OPINIÃO
O jornalismo ganhou e Ivo Rosa perdeu (outra vez)
É excelente vivermos num mundo cheio de liberdades e
garantias – mas convém não adormecer em cima delas.
JOÃO MIGUEL
TAVARES
15 de Outubro de
2020, 0:00
https://www.publico.pt/2020/10/15/opiniao/opiniao/jornalismo-ganhou-ivo-rosa-perdeu-1935291
Foi conhecida
esta quarta-feira mais uma derrota do juiz Ivo Rosa no Tribunal da Relação de
Lisboa, o que não é propriamente uma novidade (são pelo menos 17 desde 2017).

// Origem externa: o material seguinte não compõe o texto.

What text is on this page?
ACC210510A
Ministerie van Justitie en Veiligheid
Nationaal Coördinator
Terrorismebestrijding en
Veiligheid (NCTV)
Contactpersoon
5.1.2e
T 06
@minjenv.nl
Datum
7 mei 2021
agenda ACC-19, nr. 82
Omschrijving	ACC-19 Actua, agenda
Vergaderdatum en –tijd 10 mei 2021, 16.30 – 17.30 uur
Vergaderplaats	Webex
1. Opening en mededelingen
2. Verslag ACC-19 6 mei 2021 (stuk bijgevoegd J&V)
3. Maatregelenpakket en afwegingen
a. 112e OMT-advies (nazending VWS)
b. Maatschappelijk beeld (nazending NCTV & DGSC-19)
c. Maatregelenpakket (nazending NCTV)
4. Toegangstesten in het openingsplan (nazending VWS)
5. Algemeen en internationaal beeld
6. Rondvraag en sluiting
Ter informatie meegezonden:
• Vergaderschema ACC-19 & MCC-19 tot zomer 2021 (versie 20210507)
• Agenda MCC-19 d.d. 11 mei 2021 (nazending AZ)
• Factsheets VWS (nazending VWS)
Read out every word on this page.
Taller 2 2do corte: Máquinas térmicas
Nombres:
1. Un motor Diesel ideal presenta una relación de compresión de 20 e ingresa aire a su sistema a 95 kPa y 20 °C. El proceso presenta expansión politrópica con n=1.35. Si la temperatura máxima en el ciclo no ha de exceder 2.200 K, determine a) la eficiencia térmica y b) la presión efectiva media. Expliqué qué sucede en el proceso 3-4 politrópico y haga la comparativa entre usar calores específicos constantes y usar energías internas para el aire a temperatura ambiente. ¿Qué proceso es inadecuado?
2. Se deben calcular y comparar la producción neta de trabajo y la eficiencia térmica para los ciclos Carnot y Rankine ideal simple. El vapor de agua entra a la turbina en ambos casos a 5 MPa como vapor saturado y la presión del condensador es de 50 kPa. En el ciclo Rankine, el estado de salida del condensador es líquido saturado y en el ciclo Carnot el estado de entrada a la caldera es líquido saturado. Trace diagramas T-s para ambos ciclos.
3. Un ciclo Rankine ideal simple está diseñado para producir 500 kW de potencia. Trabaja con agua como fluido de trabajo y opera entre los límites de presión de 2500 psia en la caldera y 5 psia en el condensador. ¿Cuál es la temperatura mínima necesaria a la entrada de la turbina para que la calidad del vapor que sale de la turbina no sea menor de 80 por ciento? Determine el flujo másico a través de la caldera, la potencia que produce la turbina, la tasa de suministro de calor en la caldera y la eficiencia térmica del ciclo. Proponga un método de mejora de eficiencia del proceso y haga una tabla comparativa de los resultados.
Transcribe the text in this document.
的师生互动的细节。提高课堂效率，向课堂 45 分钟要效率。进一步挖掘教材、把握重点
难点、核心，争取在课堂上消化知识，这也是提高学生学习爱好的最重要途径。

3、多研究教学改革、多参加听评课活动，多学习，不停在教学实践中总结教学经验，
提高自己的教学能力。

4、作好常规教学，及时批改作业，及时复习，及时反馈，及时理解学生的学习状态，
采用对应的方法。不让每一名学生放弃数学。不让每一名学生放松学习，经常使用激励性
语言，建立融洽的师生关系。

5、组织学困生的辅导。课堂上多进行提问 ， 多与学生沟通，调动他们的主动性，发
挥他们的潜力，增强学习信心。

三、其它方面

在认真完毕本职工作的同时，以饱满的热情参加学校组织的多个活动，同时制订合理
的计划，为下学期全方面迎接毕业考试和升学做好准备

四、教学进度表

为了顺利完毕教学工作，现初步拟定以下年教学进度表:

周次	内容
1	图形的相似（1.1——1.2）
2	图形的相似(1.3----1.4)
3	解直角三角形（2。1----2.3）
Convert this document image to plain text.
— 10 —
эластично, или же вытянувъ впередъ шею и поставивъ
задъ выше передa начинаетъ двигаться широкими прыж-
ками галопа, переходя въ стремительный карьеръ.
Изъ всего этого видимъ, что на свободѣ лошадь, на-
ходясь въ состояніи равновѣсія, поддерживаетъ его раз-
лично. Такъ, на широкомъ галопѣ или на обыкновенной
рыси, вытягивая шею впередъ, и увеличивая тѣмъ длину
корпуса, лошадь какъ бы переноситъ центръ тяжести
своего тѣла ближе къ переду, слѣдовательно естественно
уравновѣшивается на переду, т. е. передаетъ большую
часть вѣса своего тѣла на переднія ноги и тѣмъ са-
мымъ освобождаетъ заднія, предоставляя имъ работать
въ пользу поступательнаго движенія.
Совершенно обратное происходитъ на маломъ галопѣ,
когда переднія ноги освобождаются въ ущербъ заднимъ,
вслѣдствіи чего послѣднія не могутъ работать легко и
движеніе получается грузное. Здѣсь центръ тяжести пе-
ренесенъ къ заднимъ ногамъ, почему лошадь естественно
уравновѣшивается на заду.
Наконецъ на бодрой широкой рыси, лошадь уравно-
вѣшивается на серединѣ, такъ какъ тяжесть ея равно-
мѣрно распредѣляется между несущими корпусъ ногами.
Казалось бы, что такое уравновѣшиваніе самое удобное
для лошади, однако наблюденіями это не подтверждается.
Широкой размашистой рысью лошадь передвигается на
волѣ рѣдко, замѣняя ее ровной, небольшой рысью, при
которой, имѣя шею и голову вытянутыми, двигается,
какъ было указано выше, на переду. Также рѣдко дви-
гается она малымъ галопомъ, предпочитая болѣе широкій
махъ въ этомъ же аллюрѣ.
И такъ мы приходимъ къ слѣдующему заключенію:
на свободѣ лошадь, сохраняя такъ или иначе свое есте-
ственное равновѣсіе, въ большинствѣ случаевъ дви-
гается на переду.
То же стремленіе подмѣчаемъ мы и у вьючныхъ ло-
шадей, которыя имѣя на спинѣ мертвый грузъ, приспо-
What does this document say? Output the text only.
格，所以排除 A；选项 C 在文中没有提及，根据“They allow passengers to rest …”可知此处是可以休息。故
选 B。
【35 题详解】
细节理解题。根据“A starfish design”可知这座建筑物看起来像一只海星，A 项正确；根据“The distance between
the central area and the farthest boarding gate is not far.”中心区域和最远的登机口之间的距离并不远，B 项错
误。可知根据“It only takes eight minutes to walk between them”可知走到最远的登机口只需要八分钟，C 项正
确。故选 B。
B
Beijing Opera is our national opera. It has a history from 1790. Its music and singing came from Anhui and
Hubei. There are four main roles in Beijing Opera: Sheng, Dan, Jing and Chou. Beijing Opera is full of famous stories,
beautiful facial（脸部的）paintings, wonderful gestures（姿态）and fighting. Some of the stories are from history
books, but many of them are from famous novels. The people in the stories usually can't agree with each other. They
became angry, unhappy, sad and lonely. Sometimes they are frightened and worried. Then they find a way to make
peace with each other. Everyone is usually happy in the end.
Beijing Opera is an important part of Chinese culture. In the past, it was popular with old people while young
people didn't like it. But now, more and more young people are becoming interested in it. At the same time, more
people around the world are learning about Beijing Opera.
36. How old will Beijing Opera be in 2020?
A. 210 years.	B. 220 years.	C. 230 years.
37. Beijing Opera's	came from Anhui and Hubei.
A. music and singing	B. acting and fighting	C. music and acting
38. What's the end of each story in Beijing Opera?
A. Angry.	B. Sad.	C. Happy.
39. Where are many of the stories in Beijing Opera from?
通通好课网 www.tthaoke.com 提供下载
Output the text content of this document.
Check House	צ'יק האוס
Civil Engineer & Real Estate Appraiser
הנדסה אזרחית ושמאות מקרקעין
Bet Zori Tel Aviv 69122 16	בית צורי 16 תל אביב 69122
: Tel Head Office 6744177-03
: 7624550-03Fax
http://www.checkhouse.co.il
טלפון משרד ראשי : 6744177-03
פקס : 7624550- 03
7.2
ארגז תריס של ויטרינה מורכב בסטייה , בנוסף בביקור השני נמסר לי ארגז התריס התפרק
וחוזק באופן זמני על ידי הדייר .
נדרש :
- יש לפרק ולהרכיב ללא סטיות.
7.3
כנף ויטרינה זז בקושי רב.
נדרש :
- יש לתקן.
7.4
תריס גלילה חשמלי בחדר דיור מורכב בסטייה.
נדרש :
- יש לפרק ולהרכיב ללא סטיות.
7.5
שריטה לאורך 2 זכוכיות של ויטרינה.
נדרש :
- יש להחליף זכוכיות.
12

Só que desta vez foi uma derrota a triplicar e é sobre um assunto que me é
bastante caro: o acesso dos jornalistas ao debate instrutório da Operação
Marquês, que no final do ano passado o juiz Ivo Rosa decidiu barrar de forma
inconcebível e, como agora triplamente se comprova, de forma ilegal.
Na altura escrevi
um artigo sobre isso (“Ivo Rosa e a expulsão dos assistentes/jornalistas”),
onde denunciava o facto de o juiz ser demasiado selectivo no rigor com que
analisava certos casos e certos factos. Se, por um lado, quando se tratava de
apreciar prova recolhida pelo Ministério Público, ele era mais escrupuloso do
que um fariseu niquento, já quando se tratava de atirar com jornalistas (que se
tinham constituído assistentes no processo, como a lei permite) para fora de
uma sala de tribunal, apenas por ele entender que não deviam estar lá, Ivo Rosa
dava mostras de uma criatividade jurídica digna de Sherazade.
Pior: Ivo Rosa
impediu Felícia Cabrita de escutar o depoimento de José Sócrates já depois de o
Tribunal da Relação ter declarado que a jornalista podia assistir a todas as
sessões da fase de instrução, aproveitando o facto de essa decisão ainda não
ter transitado em julgado. Mais tarde, com o trânsito em julgado do acórdão,
Ivo Rosa decidiu resolver o problema removendo o estatuto de assistente aos
três jornalistas que o possuíam. Se os assistentes tinham de assistir, então os
jornalistas deixavam de ser assistentes – um método extremamente bruto e
despachado para um alegado picuinhas do Código do Processo Penal.
Essa criatividade
foi suficiente para impedir os jornalistas do Sol, Correio da Manhã e
Observador de estarem presentes nos depoimentos fundamentais de José Sócrates e
de Carlos Santos Silva, o que teve como consequência sermos informados do que
lá se passou através das versões interessadas dos advogados, sopradas aos
jornalistas. Mas se tal método foi suficientemente criativo para isso, não o
foi para convencer os juízes desembargadores das suas razões. Os três
jornalistas recorreram da decisão de Ivo Rosa (que foi acompanhada pelo
Ministério Público, note-se) e os três jornalistas ganharam na Relação.
Tudo isto teria
sido evitado se o juiz Ivo Rosa tivesse feito o que se impunha: abrir a fase de
instrução à comunicação social, dado o seu manifesto interesse público. Porque
é que não o fez? São os próprios juízes da Relação de Lisboa que indirectamente
sugerem as razões, ao afirmarem que “as instituições democráticas e os seus
servidores” – o que inclui os juízes, claro está – “estão sujeitos ao
escrutínio pela própria natureza das suas funções”, e por isso “não podem, nem
devem, intervir para contribuir para a opacidade de tal exercício de poder, e muito
menos devem contribuir para o que possa parecer o temor do seu próprio
escrutínio”.
O acórdão,
assinado pelo juiz Ricardo Cardoso, até cita William Blake: “Quando a imprensa
não fala, o povo é que não fala. Não se cala a imprensa. Cala-se o povo.” Blake
viveu entre os séculos XVIII e XIX, que talvez por serem tempos em que as
liberdades de expressão e de imprensa estavam diariamente em causa, estes
princípios básicos eram um pouco mais valorizados. É excelente vivermos num
mundo cheio de liberdades e garantias – mas convém não adormecer em cima delas.